Ce trio de pseudo libérateurs annonce au peuple des jours heureux, à travers des discours enchanteurs, faits pour entretenir une illusion sans fin.

Le reliquat de contestataires des années 90 véhicule aujourd'hui des revendications obsolètes, porteurs d'une promesse de libération d'un peuple qui ignore tout des mobiles cachés du projet supposé apporter un havre de bonheur.

De quoi se prévaut Jean Sylvanus Olympio, au-delà du commerce derrière un patronyme au relan historique ? Le patronyme, aussi prestigieux soit-il ne suffit pas comme projet politique fédérateur des consciences nationales.

Empêtré dans des affaires judiciaires en France, Koffi Yamgnane a peu à vendre, en dehors d'un passé de collabo du socialisme finissant de l'époque mitterrandienne. Les discours enflammés peinent à vaincre les réticences du peuple togolais échaudé par des promesses fallacieuses d'une opposition peu scrupuleuse, depuis plus de vingt ans de tergiversations.

Les peuples africains sont mus par l'idéal de paix. Les idées bellicistes de François BOKO n'engagent que son égoïsme frondeur. L'esprit félon n'est nullement une posture de dirigeant. Avocat par défaut, l'ancien ministre gagnerait à mieux se pouvoir pour sa propre défense dans l'hypothèse d'un procès populaire. La traitrise est clouée au pilori de l'histoire sous la sentence populaire inévitable.

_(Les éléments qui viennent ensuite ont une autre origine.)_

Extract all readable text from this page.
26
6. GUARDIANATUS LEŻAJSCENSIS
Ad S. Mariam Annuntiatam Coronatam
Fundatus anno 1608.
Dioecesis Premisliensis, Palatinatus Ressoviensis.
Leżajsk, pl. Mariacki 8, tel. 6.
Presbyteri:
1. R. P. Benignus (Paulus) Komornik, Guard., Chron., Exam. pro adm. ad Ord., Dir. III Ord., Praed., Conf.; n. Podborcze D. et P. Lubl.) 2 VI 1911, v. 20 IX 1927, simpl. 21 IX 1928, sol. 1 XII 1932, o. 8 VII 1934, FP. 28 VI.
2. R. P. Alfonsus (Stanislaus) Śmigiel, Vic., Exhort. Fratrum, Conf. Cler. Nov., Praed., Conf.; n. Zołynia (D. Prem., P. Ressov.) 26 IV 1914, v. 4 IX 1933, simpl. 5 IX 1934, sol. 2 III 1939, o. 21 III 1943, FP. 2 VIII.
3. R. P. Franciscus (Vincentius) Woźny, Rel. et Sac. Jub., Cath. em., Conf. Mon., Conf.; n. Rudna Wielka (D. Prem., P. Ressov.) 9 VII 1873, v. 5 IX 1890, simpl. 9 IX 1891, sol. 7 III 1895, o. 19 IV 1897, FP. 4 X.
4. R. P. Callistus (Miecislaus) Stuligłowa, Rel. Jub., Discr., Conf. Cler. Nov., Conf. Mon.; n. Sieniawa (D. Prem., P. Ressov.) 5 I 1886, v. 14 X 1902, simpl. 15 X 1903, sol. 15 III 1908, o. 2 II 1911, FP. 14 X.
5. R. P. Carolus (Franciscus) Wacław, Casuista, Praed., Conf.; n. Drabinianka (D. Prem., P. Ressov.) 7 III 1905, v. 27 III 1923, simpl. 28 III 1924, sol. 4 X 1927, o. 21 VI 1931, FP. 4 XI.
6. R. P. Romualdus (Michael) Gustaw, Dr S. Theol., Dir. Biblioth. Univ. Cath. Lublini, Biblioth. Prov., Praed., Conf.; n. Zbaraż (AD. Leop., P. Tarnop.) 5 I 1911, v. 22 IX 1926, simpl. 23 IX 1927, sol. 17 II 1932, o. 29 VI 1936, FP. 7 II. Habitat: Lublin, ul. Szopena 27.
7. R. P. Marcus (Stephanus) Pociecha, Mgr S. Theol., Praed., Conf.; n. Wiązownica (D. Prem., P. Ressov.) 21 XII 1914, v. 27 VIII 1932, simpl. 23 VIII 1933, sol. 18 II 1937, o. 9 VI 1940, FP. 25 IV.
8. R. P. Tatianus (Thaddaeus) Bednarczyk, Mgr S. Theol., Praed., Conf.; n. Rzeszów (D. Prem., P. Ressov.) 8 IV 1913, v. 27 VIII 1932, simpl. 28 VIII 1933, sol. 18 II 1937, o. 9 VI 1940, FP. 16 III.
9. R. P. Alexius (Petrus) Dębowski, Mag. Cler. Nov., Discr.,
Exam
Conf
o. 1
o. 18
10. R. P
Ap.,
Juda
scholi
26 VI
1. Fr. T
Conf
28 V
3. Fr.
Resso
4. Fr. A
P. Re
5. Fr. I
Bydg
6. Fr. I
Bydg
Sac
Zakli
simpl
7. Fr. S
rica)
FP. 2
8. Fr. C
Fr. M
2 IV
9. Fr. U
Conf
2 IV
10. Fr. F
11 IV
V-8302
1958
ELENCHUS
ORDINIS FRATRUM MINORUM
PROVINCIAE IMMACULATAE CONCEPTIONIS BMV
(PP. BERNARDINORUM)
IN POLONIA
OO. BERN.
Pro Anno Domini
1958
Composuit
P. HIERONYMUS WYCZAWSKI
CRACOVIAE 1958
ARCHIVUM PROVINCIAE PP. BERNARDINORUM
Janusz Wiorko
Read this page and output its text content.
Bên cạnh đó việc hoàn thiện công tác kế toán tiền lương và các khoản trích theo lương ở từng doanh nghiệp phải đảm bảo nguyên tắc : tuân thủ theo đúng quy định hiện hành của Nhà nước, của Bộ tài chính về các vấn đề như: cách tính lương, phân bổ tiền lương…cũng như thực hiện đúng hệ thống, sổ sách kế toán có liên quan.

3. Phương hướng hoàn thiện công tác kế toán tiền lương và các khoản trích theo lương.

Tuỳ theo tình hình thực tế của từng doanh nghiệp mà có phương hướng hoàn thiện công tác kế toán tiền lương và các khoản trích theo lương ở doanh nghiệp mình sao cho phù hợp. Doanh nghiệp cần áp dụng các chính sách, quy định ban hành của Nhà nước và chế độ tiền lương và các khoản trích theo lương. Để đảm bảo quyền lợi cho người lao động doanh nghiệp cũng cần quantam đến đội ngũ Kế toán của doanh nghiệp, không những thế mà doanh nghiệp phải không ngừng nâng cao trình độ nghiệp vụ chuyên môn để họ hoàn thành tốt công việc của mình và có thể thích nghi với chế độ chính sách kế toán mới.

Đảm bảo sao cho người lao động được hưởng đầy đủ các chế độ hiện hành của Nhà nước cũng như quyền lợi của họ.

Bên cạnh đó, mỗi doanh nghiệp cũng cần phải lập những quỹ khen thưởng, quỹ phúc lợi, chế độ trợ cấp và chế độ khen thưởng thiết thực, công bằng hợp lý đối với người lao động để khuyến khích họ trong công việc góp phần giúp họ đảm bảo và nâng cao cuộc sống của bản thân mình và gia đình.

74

La lucidité du peuple ne laisse pas place à l'aventure, cet éternel recommencement que constitue le cycle des années précieuses perdues sur le pavé des rues des grandes villes du pays.

La marche du peuple est sans arrêt, sous la direction du Chef de l'État SEM Faure GNASSINGBÉ.

Les grands chantiers sont la preuve de la réalisation des aspirations du peuple. Le recrutement massif des jeunes diplômés est une voie de l'absorption du chômage vécu dans tous les pays au monde.

Seule la stabilité des institutions garantit l'élan du développement intégral de la Nation sous la 5ème République naissante.